In a category all to itself was the sprawling, confounding, disturbing, hypnotic, relentlessly probing Wormwood, Errol Morris' nearly four-and-a-half-hour deep-dish meditation on the knowability of personal and political history. Focusing on the death of a CIA operative in the early 1950s with the hope of clearing the fog surrounding the case and melding documentary and dramatically staged formats, Morris mesmerizingly tries to navigate to the source of a particularly elusive heart of darkness.

Also here were Paul McGuigan's Film Stars Don't Die in Liverpool, with Annette Bening as Gloria Grahame in an unusual love story; Andrew Haigh's Lean on Pete, a boy-and-horse story set in the Northwest; and Angelina Jolie, who got a lot of attention with First They Killed My Father, about the Khmer Rouge genocide.

In the documentary arena, attracting considerable note were Lisa Immordino Vreeland's Love, Cecil, about the late British style and photography maven Cecil Beaton; Ai Weiwei's startling look at the worldwide refugee crisis in Human Flow; Rebecca Miller's study of her father in Arthur Miller: Writer; Barbet Schroeder's latest consideration of a murderous tyrant in The Venerable W.; Camila Magid's close-up look at U.S. mass imprisonment in Land of the Free; Christopher Quinn's expose of industrial food production in Eating Animals; and a sneak preview, via one episode, of Ken Burns and Lynn Novick's upcoming 18-hour documentary, The Vietnam War.

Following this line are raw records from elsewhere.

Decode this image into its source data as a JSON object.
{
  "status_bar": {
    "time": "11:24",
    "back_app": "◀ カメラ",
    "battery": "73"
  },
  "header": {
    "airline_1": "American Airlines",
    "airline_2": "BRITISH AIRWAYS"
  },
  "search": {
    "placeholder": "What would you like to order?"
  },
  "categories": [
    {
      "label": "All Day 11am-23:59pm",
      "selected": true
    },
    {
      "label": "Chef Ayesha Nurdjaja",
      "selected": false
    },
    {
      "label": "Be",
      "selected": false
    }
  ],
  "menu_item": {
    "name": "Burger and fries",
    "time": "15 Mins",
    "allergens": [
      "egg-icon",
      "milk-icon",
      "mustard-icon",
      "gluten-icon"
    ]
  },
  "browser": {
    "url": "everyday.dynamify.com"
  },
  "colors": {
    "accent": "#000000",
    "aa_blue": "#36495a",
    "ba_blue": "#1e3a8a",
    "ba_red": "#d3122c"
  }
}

Along with Bale, longtime Telluride regular and veteran cinematographer Ed Lachman was honored with a tribute. The festival reliably spotlights very special restorations and archival gems, and this year was no exception. By consensus, the standout was Carl Junghans' long-lost 1929 Czech feature Such Is Life, which today looks to prefigure Italian neo-realism, although also attracting favorable mention was Aleksandr Volkoff's boisterous 1924 semi-biopic of the British actor Edmund Kean, played by Ian Mosjoukine, Kean, or Disorder and Genius.

A big surprise was the first screening of an expanded, never-before-seen version of Francis Ford Coppola's 1984 musical extravaganza The Cotton Club. More than 20 minutes of big musical numbers have been restored by the director to a film that was subject to enormous internal battles among talent, producers and investors, resulting in an eventual release version that fully satisfied no one. The newly added footage is all to the good, although so many legal hurdles remain that it's unclear if and when this improved version will be available to the public.